Cyber Incident Victim: Ignitis Group

On July 9, 2022, Lithuanian energy company Ignitis Group experienced significant distributed denial-of-service (DDoS) attacks targeting its digital services and websites. The company described this as its largest cyber-attack in ten years, though it confirmed no system breaches occurred. Pro-Russian hacking group Killnet publicly claimed responsibility for the attacks via its Telegram channel on the same day, linking the incident to Lithuania’s support for Ukraine amid the ongoing conflict with Russia. Ignitis Group disclosed the ongoing attacks and their operational disruptions through a Facebook post on July 9, stating it had managed to limit the impact on its systems. The attacks persisted beyond the initial disclosure, requiring continuous mitigation efforts.

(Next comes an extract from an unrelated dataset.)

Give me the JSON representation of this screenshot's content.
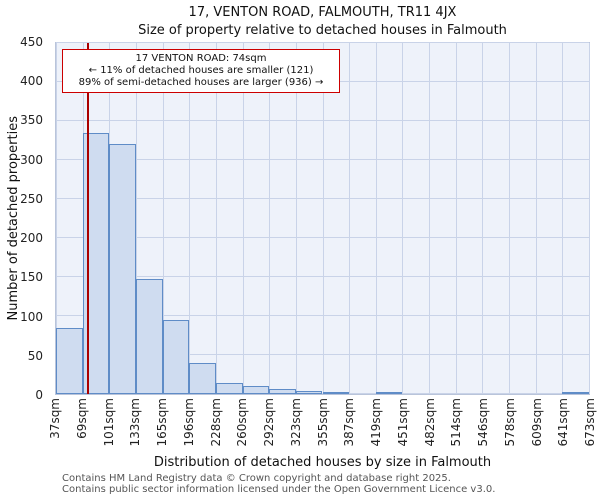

The company emphasized its focus on maintaining critical customer-facing systems despite the sustained assault.

The incident occurred amid a broader wave of cyber-attacks against Lithuanian entities following the country’s enforcement of EU sanctions restricting goods transit to Kaliningrad, a Russian exclave, which began in late June 2022. Lithuania’s Vice Minister of National Defense, Margiris Abukevicius, characterized the attacks as primarily aimed at generating publicity and escalating regional tensions, cautioning against excessive public discussion that might incentivize further attacks. Ignitis Group, a major energy provider across the Baltic states and Finland serving approximately 1.6 million customers, collaborated with authorities to restore website and digital service accessibility. Edvinas Kerza, the company’s head of business resilience, prioritized minimizing customer disruptions during the attack and outlined plans to evaluate and strengthen systems against future large-scale incidents. The DDoS attacks disrupted public-facing digital services but did not compromise internal systems or halt energy distribution operations.